Help Center/ Relational Database Service/ Troubleshooting/ RDS for MySQL/ Primary/Standby Replication Issues/ Automatic Recovery of Extended Primary/Standby Replication Delay
Updated on 2022-12-05 GMT+08:00

Automatic Recovery of Extended Primary/Standby Replication Delay

Scenario

The primary/standby replication delay of a DB instance was long, kept increasing for a period of time, and then automatically recovered.

The following figure is an example showing how the real-time replication delay metric changes on the Cloud Eye console.

Possible Causes

According to Primary/Standby Replication Delay Scenarios and Solutions and How Primary/Standby Replication Works, this problem is caused by large transactions or DDL operations.

You can analyze full logs or slow query logs to check whether there are large transactions or DDL operations.

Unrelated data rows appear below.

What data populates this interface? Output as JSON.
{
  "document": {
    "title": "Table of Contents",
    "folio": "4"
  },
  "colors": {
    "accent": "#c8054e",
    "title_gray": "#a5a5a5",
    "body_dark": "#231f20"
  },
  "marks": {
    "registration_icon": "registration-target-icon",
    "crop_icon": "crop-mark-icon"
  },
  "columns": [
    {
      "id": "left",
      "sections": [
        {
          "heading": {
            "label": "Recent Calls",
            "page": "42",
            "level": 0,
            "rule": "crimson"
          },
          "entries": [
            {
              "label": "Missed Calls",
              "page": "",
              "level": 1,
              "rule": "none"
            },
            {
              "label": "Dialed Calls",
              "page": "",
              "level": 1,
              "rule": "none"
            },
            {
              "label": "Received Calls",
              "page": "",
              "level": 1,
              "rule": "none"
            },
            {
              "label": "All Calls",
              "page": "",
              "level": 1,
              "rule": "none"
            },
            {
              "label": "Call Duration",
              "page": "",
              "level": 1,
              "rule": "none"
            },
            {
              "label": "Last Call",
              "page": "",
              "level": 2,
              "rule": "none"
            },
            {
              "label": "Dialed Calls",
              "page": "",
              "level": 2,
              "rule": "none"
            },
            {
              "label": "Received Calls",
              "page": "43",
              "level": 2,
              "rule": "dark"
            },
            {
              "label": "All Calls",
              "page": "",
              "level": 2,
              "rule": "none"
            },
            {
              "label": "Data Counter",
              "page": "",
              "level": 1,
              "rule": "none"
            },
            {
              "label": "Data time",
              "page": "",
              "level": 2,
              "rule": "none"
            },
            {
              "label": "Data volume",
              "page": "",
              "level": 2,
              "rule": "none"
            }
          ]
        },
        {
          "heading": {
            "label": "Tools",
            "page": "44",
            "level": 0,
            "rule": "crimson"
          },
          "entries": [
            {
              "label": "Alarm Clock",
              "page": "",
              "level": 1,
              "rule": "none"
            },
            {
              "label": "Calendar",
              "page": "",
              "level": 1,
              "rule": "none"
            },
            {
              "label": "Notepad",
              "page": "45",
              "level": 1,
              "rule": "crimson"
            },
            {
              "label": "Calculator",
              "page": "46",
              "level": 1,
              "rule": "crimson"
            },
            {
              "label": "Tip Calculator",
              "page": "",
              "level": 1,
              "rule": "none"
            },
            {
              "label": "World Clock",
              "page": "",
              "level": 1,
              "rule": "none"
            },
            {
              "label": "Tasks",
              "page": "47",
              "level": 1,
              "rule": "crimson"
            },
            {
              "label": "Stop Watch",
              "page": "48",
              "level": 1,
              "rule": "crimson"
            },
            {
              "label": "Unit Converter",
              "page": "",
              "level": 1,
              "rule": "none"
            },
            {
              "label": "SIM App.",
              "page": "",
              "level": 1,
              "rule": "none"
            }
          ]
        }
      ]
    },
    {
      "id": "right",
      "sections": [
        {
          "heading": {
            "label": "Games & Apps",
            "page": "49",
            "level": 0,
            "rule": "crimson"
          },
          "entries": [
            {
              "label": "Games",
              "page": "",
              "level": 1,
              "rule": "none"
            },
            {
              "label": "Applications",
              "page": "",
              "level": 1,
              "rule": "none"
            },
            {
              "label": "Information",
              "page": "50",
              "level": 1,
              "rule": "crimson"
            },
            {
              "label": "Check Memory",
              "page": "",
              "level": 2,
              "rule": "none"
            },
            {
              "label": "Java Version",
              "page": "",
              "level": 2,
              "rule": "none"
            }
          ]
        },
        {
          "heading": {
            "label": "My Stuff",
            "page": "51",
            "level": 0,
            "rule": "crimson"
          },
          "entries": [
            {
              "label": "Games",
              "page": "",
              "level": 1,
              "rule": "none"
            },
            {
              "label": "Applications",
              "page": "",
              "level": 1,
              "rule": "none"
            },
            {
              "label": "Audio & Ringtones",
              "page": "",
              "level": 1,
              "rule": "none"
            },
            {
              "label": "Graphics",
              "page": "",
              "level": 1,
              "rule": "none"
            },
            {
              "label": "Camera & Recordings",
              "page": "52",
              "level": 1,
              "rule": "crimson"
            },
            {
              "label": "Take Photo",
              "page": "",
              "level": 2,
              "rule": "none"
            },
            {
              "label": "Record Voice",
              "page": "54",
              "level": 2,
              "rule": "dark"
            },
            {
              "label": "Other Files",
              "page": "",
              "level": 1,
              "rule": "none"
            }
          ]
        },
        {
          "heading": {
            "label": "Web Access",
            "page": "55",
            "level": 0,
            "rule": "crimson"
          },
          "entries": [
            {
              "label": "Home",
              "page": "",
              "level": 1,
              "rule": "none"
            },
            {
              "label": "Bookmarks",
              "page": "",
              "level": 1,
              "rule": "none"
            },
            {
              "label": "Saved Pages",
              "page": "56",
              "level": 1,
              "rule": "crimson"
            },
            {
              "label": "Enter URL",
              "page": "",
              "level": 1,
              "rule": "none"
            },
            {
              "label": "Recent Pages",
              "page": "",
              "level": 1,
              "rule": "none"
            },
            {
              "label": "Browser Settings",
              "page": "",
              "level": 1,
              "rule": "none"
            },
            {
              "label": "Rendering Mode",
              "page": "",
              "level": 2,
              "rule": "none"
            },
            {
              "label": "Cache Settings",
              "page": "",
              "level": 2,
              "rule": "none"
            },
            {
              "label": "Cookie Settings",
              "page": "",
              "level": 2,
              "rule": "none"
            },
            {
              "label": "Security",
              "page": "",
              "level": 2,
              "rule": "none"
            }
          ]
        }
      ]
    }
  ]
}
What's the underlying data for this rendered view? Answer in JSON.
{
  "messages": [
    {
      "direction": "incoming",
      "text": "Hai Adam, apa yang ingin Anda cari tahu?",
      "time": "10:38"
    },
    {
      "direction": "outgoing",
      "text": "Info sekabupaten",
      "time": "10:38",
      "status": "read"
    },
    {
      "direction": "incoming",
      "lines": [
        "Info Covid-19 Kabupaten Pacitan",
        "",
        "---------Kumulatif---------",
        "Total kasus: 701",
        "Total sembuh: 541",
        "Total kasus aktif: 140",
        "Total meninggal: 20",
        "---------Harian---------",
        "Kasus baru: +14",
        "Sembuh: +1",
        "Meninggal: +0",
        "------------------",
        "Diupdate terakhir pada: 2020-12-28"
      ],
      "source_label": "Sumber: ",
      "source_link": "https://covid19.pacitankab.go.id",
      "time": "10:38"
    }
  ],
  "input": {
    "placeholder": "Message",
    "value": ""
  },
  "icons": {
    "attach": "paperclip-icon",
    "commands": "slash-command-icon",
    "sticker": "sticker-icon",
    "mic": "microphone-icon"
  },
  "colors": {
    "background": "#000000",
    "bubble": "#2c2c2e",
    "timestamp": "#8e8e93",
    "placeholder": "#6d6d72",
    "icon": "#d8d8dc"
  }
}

As shown in the following figure, if a DDL operation for adding an index was recorded in the slow query logs, the table contained hundreds of millions of data records, and the execution took about one day, the replication delay kept increasing when the DDL operation was replayed on the read replica or standby node. After the DDL operation was replayed, the replication delay dropped back to the normal range.

Solution

  • Wait until the DDL operation is complete.
  • Add indexes during off-peak hours.